[Intel-gfx] [PATCH RESEND] drm: i915: Preserve old FBC status for update without new planes

Paulo Zanoni paulo.r.zanoni at intel.com
Fri Jun 9 19:53:54 UTC 2017


Em Sex, 2017-06-09 às 22:40 +0300, Ville Syrjälä escreveu:
> On Fri, Jun 09, 2017 at 08:24:59PM +0100, Chris Wilson wrote:
> > Quoting Gabriel Krisman Bertazi (2017-06-01 16:36:08)
> > > If the atomic commit doesn't include any new plane, there is no
> > > need to
> > > choose a new CRTC for FBC, and the intel_fbc_choose_crtc() will
> > > bail out
> > > early.  Although, if the FBC setup failed in the previous commit,
> > > if the
> > > current commit doesn't include new plane update, it tries to
> > > overwrite
> > > no_fbc_reason to "no suitable CRTC for FBC".  For that scenario,
> > > it is
> > > better that we simply keep the old message in-place to make
> > > debugging
> > > easier.
> > > 
> > > A scenario where this happens is with the
> > > igt at kms_frontbuffer_tracking@fbc-suspend testcase when executed
> > > on a
> > > Haswell system with not enough stolen memory.  When enabling the
> > > CRTC,
> > > the FBC setup will be correctly initialized to a specific CRTC,
> > > but
> > > won't be enabled, since there is not enough memory.  The testcase
> > > will
> > > then enable CRC checking, which requires a quirk for Haswell,
> > > which
> > > issues a new atomic commit that doesn't update the planes.  Since
> > > that
> > > update doesn't include any new planes (and the FBC wasn't
> > > enabled),
> > > intel_fbc_choose_crtc() will not find any suitable CRTC, but
> > > update the
> > > error message, hiding the lack of memory information, which is
> > > the
> > > actual cause of the initialization failure.  As a result, this
> > > causes
> > > that test, which should skip, to fail on Haswell.
> > > 
> > > Changes since v1:
> > >   - Update commit message (Manasi)
> > > 
> > > Bugzilla: https://bugs.freedesktop.org/show_bug.cgi?id=100020
> > > Fixes: f7e9b004b8a3 ("drm/i915/fbc: inline
> > > intel_fbc_can_choose()")
> > 
> > I just don't see the test case as being a good reason to claim the
> > kernel behaviour is broken. The kernel may report any of the
> > reasons as
> > the one that caused FBC to be disabled (they are all valid, it is
> > only
> > the order in which we test, or the order in which we set the reason
> > that
> > determines the "reason" reported via debugfs). The test itself
> > looks to
> > be at fault for rejecting a valid FBC failure and claiming it to be
> > a
> > test failure. The test is far too fragile and dependent upon
> > assumptions
> > about the kernel internals.
> 
> Just a random idea that popped to my head (probably not for the first
> time); I think the most informative option would be to make the
> kernel
> report a separate fbc reason for each pipe. That way at least each
> pipe
> would have one clear reason for refusing fbc. Currently some of the
> reasons are per-pipe and some are global, which leads to this kind of
> confusion.

That makes a lot of sense. We can definitely consider it.
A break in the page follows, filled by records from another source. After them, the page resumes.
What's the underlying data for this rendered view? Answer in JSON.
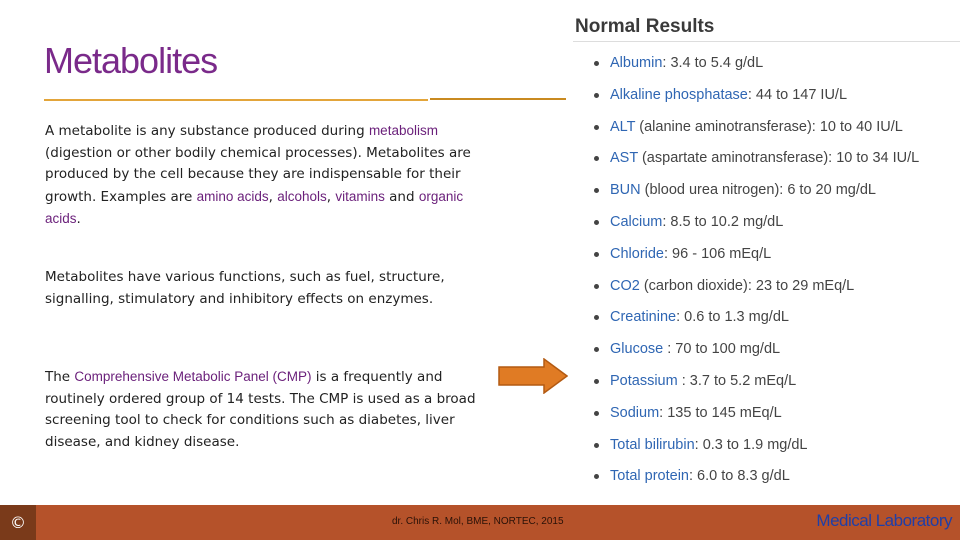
{
  "slide": {
    "title": "Metabolites",
    "paragraph1": {
      "t1": "A metabolite is any substance produced during ",
      "l1": "metabolism",
      "t2": " (digestion or other bodily chemical processes). Metabolites are produced by the cell because they are indispensable for their growth. Examples are ",
      "l2": "amino acids",
      "t3": ", ",
      "l3": "alcohols",
      "t4": ", ",
      "l4": "vitamins",
      "t5": " and ",
      "l5": "organic acids",
      "t6": "."
    },
    "paragraph2": "Metabolites have various functions, such as fuel, structure, signalling, stimulatory and inhibitory effects on enzymes.",
    "paragraph3": {
      "t1": "The ",
      "l1": "Comprehensive Metabolic Panel (CMP)",
      "t2": " is a frequently and routinely ordered group of 14 tests. The CMP is used as a broad screening tool to check for conditions such as diabetes, liver disease, and kidney disease."
    }
  },
  "results": {
    "title": "Normal Results",
    "items": [
      {
        "name": "Albumin",
        "value": ": 3.4 to 5.4 g/dL"
      },
      {
        "name": "Alkaline phosphatase",
        "value": ": 44 to 147 IU/L"
      },
      {
        "name": "ALT",
        "value": " (alanine aminotransferase): 10 to 40 IU/L"
      },
      {
        "name": "AST",
        "value": " (aspartate aminotransferase): 10 to 34 IU/L"
      },
      {
        "name": "BUN",
        "value": " (blood urea nitrogen): 6 to 20 mg/dL"
      },
      {
        "name": "Calcium",
        "value": ": 8.5 to 10.2 mg/dL"
      },
      {
        "name": "Chloride",
        "value": ": 96 - 106 mEq/L"
      },
      {
        "name": "CO2",
        "value": " (carbon dioxide): 23 to 29 mEq/L"
      },
      {
        "name": "Creatinine",
        "value": ": 0.6 to 1.3 mg/dL"
      },
      {
        "name": "Glucose",
        "value": " : 70 to 100 mg/dL"
      },
      {
        "name": "Potassium",
        "value": " : 3.7 to 5.2 mEq/L"
      },
      {
        "name": "Sodium",
        "value": ": 135 to 145 mEq/L"
      },
      {
        "name": "Total bilirubin",
        "value": ": 0.3 to 1.9 mg/dL"
      },
      {
        "name": "Total protein",
        "value": ": 6.0 to 8.3 g/dL"
      }
    ]
  },
  "footer": {
    "copyright": "©",
    "author": "dr. Chris R. Mol, BME, NORTEC, 2015",
    "brand": "Medical Laboratory"
  },
  "colors": {
    "title": "#7a2a8a",
    "link": "#6a1f7a",
    "rule": "#e3a53a",
    "arrow": "#e07b24",
    "result_name": "#2f66b3",
    "footer": "#b5522a",
    "brand": "#1f3fa8"
  },
  "icons": {
    "arrow": "right-arrow-icon"
  }
}
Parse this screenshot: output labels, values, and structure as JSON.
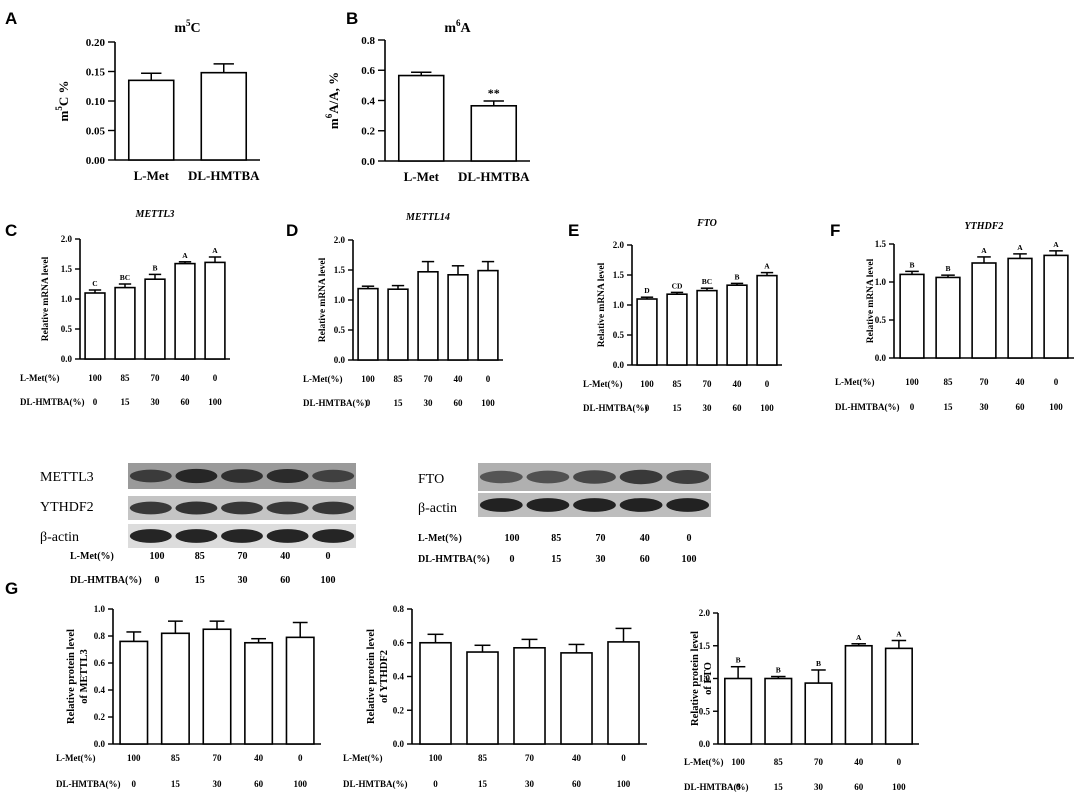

But this also includes the problem that multiple modesets on the same
pipe change no_fbc_reason, so at some point we lose the information
that FBC once failed on this pipe due to the lack of stolen memory, so
I'm not 100% sure this would fix the specific bug addressed by this
patch.

Also, it increases the complexity of the debugfs interface instead of
reducing, so I'd be more inclined to implement proposals that involve
killing no_fbc_reason.

Sometimes I wonder if we should start using tracing or actual (debug-
only) events to signal user space about FBC being
enabled/disabled/whatever. Part of the issue is that i915 keeps polling
debugfs for state, so it can lose info sometimes.

> 
> But that of course doesn't solve all the problems if the test
> continues
> to make fragile assumptions about the kernel behaviour.

It's a trade-off: the more we know (assume) about the Kernel, the more
we can try to test and also the more can go wrong like it went here.